Cover of Pandora's Planet


Pandora’s Planet
Christopher Anvil
192 pages
published in 1972 (original in 1956)

Libertarianism has a well deserved bad reputation in science fiction, largely because so many writers who profess to be adherents also are godawful people who write jack off fantasies about how freedom requires there jackbooted thugs putting their boot in somebody else’s face, whether it’s Heinlein’s repeated wish to kill off all the lawyers or Kratman resurrecting the Waffen SS to deal with an alien invasion. But once upon a time there was a gentler, more humane sort of libertarianism, one that still catered to the prejudices of Analog notorious editor John Campbell Jr, but that hadn’t quite lost its humanity. H. Beam Piper was its best known representative, but there were others, like Christopher Anvil.

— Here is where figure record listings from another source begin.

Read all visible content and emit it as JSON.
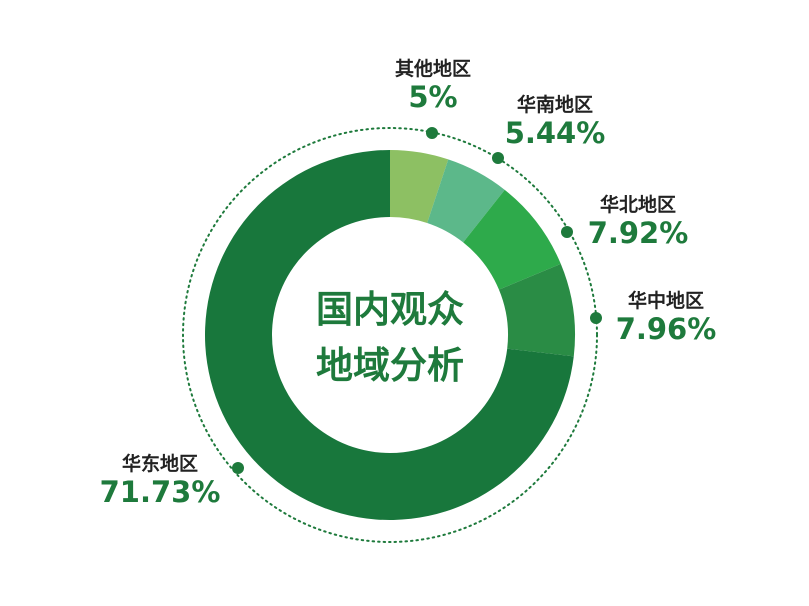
{
  "chart_data": {
    "type": "pie",
    "title": "国内观众地域分析",
    "title_lines": [
      "国内观众",
      "地域分析"
    ],
    "slices": [
      {
        "label": "其他地区",
        "value": 5,
        "display": "5%",
        "color": "#8dc063"
      },
      {
        "label": "华南地区",
        "value": 5.44,
        "display": "5.44%",
        "color": "#5cb88a"
      },
      {
        "label": "华北地区",
        "value": 7.92,
        "display": "7.92%",
        "color": "#2eaa4b"
      },
      {
        "label": "华中地区",
        "value": 7.96,
        "display": "7.96%",
        "color": "#2a8c45"
      },
      {
        "label": "华东地区",
        "value": 71.73,
        "display": "71.73%",
        "color": "#18773c"
      }
    ],
    "start": "top",
    "direction": "clockwise",
    "donut": true,
    "legend": "none"
  }
}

Anvil is one of those writers I only ever had heard about, but had never read simply because I’d never seen any of his work for sale, new or secondhand. He was never translated in Dutch as far as I know, one of those minor Analog writers who’d been reasonably popular in the sixties and seventies but was passed by when the genre moved on. From what I gather he specialised in stories in which clever humans put one over militaristic aliens and Pandora’s Planet is in that mold, gently cocking a snoot at authority in general in the process. It’s gentle and not very humourous satire, but much better than the modern libertarian habit of genociding every alien race that looks at Earth funny.